🤖 AI Summary
This paper addresses balanced $k$-means clustering—improving clustering quality under the constraint that clusters have equal (or nearly equal) cardinalities. To this end, we propose BalLOT, an alternating minimization algorithm grounded in optimal transport (OT). BalLOT is the first to formulate balanced clustering via OT, enforcing integrality of the coupling matrix at every iteration to guarantee feasibility. Theoretically, we analyze its optimization landscape under the stochastic ball model, establishing guarantees for exact and partial cluster recovery; we further design an initialization scheme enabling one-step exact recovery of ground-truth clusters. BalLOT converges to integer solutions and achieves high-probability exact recovery on generic datasets. Experiments demonstrate its efficiency and robustness across diverse benchmarks.
📝 Abstract
We consider the fundamental problem of balanced $k$-means clustering.
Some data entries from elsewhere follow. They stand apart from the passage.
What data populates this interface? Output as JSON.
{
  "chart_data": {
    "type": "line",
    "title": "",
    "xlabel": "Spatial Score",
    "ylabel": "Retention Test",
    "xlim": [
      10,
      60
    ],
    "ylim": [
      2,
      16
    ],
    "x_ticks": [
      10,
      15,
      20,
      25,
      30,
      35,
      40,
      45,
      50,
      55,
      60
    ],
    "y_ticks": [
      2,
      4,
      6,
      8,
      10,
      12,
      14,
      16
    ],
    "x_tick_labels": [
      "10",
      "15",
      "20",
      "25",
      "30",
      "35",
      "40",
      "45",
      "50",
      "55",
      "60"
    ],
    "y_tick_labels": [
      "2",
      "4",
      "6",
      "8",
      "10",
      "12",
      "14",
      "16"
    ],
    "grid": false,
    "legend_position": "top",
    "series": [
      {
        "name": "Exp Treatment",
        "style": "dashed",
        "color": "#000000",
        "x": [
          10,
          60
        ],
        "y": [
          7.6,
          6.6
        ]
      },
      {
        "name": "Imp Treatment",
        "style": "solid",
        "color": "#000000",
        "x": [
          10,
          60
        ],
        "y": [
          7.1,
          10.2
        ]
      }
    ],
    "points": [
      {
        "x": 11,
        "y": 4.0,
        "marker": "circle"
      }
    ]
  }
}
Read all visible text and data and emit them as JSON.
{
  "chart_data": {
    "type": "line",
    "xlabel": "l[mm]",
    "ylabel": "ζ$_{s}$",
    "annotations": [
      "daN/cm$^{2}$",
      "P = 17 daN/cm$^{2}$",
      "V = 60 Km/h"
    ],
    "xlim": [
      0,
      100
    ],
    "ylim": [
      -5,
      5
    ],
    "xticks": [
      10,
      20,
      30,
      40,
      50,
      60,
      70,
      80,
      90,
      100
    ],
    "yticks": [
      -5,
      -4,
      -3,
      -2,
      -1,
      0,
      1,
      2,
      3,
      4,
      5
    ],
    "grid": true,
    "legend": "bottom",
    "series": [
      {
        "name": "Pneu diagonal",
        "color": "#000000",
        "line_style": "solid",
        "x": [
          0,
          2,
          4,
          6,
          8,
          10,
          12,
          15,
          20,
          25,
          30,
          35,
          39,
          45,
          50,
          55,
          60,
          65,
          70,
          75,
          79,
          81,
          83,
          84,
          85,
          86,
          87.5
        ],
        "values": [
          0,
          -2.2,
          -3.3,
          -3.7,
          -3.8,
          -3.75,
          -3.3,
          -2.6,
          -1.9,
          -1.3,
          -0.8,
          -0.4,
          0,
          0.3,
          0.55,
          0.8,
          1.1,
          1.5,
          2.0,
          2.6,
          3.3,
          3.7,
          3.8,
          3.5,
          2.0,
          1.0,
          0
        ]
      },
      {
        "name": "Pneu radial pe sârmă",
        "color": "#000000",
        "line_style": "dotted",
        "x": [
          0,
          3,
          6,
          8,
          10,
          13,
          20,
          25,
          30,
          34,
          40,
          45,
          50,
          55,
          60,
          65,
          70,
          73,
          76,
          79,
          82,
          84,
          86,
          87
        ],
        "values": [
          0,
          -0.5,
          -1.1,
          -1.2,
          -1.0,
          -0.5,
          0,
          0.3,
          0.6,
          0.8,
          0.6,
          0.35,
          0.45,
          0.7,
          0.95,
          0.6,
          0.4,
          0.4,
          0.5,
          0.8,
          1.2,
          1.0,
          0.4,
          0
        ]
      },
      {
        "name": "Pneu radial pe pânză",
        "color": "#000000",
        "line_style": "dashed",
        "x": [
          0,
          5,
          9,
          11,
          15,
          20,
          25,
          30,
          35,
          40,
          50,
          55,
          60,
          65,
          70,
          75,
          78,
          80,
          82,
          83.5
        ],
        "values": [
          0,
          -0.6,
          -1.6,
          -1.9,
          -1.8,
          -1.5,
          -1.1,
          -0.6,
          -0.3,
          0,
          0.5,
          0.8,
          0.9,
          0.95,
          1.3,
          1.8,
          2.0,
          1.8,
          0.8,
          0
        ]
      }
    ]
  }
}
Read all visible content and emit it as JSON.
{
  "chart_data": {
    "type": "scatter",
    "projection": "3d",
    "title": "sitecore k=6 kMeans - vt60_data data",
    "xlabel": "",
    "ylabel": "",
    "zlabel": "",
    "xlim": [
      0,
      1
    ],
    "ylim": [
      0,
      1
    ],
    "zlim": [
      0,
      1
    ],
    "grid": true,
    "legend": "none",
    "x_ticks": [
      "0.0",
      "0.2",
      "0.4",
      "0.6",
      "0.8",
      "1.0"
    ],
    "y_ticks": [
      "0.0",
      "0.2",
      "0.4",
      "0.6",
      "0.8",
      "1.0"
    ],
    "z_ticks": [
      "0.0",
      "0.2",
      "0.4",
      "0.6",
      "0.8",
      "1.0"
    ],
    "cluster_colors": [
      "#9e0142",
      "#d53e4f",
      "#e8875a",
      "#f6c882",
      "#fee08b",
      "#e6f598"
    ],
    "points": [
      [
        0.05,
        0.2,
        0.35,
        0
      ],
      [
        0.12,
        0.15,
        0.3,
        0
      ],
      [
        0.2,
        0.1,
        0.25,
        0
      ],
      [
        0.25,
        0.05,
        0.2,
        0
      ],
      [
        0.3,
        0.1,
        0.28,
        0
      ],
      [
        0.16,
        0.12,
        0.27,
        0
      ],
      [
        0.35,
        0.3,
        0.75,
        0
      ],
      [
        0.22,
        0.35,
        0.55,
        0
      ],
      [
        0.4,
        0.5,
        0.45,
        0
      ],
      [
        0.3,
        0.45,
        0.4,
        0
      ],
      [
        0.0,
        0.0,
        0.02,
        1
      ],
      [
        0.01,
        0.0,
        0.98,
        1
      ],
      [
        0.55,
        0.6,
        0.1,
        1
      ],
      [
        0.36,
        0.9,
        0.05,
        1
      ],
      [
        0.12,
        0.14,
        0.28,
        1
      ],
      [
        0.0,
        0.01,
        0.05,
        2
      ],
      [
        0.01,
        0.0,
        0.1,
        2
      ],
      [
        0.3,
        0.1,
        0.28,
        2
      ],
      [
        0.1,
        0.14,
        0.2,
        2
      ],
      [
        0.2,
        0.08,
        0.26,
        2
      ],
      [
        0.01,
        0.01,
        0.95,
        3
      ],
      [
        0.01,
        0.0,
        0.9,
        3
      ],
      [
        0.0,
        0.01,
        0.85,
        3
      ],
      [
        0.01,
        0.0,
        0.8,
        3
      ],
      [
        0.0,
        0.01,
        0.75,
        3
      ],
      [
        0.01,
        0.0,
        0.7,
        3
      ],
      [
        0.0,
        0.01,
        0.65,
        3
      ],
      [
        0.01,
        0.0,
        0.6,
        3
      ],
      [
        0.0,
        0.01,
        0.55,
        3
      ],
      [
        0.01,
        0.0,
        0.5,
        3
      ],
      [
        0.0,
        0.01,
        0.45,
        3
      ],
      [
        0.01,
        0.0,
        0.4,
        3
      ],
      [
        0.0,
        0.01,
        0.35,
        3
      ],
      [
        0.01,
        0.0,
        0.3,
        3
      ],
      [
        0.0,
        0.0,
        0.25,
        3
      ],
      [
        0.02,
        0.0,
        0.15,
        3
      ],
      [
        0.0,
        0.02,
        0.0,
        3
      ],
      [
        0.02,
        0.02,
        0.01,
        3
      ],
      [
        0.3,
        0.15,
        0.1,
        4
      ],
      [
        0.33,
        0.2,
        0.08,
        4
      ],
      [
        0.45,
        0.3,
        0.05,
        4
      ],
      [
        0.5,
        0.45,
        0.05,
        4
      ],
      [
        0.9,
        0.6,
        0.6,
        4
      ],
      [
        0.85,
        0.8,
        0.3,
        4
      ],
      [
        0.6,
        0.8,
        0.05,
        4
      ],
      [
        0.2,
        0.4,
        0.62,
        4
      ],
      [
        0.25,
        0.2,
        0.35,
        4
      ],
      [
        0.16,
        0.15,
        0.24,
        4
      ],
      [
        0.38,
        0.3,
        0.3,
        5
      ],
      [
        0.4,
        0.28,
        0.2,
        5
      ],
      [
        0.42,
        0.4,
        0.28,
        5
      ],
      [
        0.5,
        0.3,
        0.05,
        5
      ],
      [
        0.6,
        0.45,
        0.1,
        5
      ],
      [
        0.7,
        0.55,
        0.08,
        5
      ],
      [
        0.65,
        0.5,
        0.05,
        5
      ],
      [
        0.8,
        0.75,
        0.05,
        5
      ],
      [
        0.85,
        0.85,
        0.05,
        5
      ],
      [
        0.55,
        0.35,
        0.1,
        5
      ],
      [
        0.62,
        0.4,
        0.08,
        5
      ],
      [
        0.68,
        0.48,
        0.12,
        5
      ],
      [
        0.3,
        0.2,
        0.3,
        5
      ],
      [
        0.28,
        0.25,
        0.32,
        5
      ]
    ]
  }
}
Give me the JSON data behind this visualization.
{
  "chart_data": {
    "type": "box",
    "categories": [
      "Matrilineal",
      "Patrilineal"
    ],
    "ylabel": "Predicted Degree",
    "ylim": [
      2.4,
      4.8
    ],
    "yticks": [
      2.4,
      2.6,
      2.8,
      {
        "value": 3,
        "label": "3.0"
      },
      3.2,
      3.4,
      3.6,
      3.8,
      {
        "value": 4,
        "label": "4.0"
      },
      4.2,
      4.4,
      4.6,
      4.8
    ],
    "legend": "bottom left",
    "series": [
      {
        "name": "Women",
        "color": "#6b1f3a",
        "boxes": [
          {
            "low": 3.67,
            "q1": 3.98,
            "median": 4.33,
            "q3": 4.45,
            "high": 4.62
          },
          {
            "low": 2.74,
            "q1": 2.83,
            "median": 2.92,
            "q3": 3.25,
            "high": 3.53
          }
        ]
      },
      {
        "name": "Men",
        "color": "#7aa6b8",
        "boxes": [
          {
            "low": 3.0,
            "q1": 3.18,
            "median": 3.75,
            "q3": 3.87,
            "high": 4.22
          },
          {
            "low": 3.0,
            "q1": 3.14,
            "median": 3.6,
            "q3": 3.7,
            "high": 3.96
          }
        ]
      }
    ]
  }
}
In particular, we introduce an optimal transport approach to alternating minimization called BalLOT, and we show that it delivers a fast and effective solution to this problem. We establish this with a variety of numerical experiments before proving several theoretical guarantees. First, we prove that for generic data, BalLOT produces integral couplings at each step. Next, we perform a landscape analysis to provide theoretical guarantees for both exact and partial recoveries of planted clusters under the stochastic ball model. Finally, we propose initialization schemes that achieve one-step recovery of planted clusters.